Eté 1952, les débuts d’un mystère : l’affaire Dominici
Le 5 août 1952, un chercheur anglais renommé, Sir Jack Drummond, son épouse et collaboratrice Anne et leur fillette Elizabeth sont retrouvés assassinés aux abords de leur véhicule dans la petite commune de Lurs, en Provence. C’est le début de l’une des plus célèbres affaires criminelles françaises…

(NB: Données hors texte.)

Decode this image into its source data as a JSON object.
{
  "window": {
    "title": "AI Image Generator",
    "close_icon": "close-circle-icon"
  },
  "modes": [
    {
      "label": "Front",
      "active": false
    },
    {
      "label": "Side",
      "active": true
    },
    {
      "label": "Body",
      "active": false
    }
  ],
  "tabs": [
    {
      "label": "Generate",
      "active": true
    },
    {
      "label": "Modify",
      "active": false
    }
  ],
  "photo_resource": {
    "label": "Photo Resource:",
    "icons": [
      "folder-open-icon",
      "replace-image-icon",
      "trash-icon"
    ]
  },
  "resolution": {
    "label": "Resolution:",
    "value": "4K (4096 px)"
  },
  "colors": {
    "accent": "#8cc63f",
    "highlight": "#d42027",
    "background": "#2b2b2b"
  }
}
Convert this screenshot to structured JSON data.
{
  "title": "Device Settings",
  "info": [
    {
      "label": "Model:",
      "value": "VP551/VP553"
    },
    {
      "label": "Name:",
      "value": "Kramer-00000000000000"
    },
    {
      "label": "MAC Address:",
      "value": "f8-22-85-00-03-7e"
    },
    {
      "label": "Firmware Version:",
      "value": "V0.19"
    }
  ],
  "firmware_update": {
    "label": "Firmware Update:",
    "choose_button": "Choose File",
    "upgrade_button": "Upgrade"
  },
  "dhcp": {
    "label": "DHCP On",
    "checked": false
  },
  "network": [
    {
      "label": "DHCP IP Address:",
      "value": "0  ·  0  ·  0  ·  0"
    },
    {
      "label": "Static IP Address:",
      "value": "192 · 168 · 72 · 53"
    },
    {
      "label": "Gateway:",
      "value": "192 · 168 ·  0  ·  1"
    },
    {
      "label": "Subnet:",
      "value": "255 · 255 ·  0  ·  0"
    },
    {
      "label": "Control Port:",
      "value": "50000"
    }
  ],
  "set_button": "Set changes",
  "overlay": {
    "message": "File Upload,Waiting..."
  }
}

Le meurtre du célèbre anglais et de sa famille fait la Une de la presse nationale dès le 7 août 1952, et, au-delà des circonstances du crime et de l’état de l’enquête, les journaux découvrent une surprenante coïncidence (en était-elle vraiment une ?): une autre famille du village, les Granier, fut sauvagement assassinée à l’arme blanche dans leur propre ferme en septembre 1871, apparemment à la suite d’un cambriolage raté, par des ouvriers travaillant non loin, sur la voie ferrée, ayant laissé pour seul rescapé le petit dernier de la famille, âgé de onze mois.
Pour une petite commune d’environ 300 habitants, ça commence à faire beaucoup.
Mais revenons en 1952. La famille britannique avait choisi la Provence comme destination pour leurs premières vacances en tant que campeurs, à l’insistance de la petite Elizabeth, mue par l’idée de partir à l’aventure à la découverte de nouveaux paysages. Le 4 août, la petite famille décide donc de quitter le Grand hôtel de Digne-les-Bains à la recherche d’un coin paisible où poser leurs tentes.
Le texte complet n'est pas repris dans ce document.